I cross my arms and raise my brow skeptically, his eyes look sincere, but I've heard this shit before, from him and Sherrie. I'm not going to fall for the same bullshit he always said when he'd come back to this shithole after disappearing for anywhere from three days to a week. He looks better appearance wise though and it's clear to see that he hasn't been taking any drugs for at least a few months, but that could change at the drop of a pin.

Jason has more muscle since the last time I saw him, and his dark hair is cut low, and he has a shadow from his now shaved beard and goatee with the slit in his eyebrow he's always had, and that smile that makes him look like a villain. He's wearing a nice grey suit and a little a Rolex joined by a big ass ring on his left finger.

"So where is Ari?" he asks looking around the room. I glare daggers at him and his curiosity.

"She's safe and I intend on keeping it that way" he nods in understanding and I'm honestly surprised he doesn't try to put up more of an argument. Instead, he just turns and grabs a gift bad that's sitting next to his previous spot on the couch.

"Well can you please give this to her it's just a few stuffed animals, a few books, and interactive toys, along with a few outfits me and my wife picked out.

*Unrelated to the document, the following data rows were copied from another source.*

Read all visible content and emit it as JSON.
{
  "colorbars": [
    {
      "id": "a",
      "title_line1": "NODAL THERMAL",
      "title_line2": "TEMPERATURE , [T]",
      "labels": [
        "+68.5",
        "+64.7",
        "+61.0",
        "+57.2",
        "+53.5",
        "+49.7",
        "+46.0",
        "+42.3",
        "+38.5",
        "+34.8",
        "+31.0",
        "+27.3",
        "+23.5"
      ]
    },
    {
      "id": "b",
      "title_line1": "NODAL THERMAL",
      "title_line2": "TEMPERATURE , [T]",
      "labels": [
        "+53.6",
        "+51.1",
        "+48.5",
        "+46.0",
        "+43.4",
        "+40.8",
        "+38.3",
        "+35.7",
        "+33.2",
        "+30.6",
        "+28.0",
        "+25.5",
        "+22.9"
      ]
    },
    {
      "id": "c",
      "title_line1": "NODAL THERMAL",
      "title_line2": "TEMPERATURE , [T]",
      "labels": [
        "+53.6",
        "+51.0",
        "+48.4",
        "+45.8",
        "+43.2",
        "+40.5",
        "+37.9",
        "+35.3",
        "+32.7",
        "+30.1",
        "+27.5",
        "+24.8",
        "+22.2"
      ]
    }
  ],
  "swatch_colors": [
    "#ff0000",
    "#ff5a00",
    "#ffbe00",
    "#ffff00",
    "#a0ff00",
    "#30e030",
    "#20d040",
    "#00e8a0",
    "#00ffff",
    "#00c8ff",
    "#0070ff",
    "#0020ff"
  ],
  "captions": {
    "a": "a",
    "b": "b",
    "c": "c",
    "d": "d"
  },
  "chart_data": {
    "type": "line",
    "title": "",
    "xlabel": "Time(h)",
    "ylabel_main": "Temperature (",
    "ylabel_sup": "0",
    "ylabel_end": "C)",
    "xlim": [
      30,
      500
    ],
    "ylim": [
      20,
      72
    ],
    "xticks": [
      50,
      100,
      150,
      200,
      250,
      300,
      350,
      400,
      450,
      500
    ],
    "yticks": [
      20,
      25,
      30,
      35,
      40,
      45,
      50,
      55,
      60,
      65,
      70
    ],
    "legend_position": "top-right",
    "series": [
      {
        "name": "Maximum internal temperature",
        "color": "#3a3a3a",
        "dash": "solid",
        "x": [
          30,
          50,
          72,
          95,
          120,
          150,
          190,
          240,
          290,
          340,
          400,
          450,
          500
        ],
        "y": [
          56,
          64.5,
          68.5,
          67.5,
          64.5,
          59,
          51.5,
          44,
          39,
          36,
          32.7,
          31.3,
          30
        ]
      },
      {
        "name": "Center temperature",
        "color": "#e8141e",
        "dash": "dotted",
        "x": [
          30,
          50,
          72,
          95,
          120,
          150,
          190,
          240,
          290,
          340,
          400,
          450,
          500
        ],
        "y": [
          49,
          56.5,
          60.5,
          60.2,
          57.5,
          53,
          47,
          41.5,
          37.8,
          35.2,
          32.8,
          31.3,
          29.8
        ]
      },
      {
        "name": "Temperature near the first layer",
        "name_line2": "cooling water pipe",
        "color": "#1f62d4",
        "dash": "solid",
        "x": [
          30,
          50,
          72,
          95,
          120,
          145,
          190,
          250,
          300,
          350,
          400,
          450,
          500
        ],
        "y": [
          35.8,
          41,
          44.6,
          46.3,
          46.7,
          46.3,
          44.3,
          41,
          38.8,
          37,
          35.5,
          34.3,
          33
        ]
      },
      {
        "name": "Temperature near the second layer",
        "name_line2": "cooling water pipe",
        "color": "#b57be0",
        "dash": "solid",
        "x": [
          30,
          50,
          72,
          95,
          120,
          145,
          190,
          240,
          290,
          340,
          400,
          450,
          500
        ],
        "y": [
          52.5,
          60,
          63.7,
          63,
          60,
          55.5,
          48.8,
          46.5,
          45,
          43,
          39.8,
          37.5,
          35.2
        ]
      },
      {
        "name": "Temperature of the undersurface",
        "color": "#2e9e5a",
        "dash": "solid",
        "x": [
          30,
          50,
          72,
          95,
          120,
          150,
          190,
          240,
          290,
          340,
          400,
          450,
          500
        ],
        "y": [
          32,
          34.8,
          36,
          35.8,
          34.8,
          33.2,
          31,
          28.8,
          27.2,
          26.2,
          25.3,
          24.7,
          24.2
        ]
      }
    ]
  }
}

Just something small, I know it can't make up for everything I've lost and done, but I hope it's a start" he hands me the bag and thanks Sherrie before turning back to me. "She's still my daughter and I really want to see her; I miss her, and I don't want to miss another moment in her life. You can be there with as much protection you want just think about it, please."

With that said he gives us both a final thank you and one last smile and walk out the door. I sigh in frustration and run a hand down my face.

"Andrea-"

"I got somewhere to be. I left the rest of the money on the counter". I walk out the door not waiting for her response and get in my car speeding off, the more I think about Jason the more irritated I get.

My foot presses down on the gas as my mind continues to race as fast as my car. This nigga thinks shit is all good like he isn't part of the reason Sherrie became a damn druggie. I start going 95 on the highway just thinking back to my childhood.

All the times I was left alone to fend for myself, the weeks without electricity, or food and water, the random people floating in and out of the house, the drugs and alcohol that resulted in beating I'm sure neither of them remember.

And now what? He gets to just waltz back in with his money and new life when we've been struggling since his ass fucking left. I have to work the streets just to keep the fucking power on at my "mother's" house. By now I'm going 100 mph and I know I need to calm down before I get a ticket or hit somebody which won't help anybody, least of all me.

I take a deep breath and ease off the gas and sigh as I force myself to calm down and stop being selfish. It's not fair or my decision Ari needs to know her dad, but I don't want her getting all attached just for him to disappear again. I'll do anything to protect my sister, even if that's from her own parents. I pull into the driveway the same time my phone goes off, letting me know I have a message, but when I park and check it, it's from the same unsaved number from before.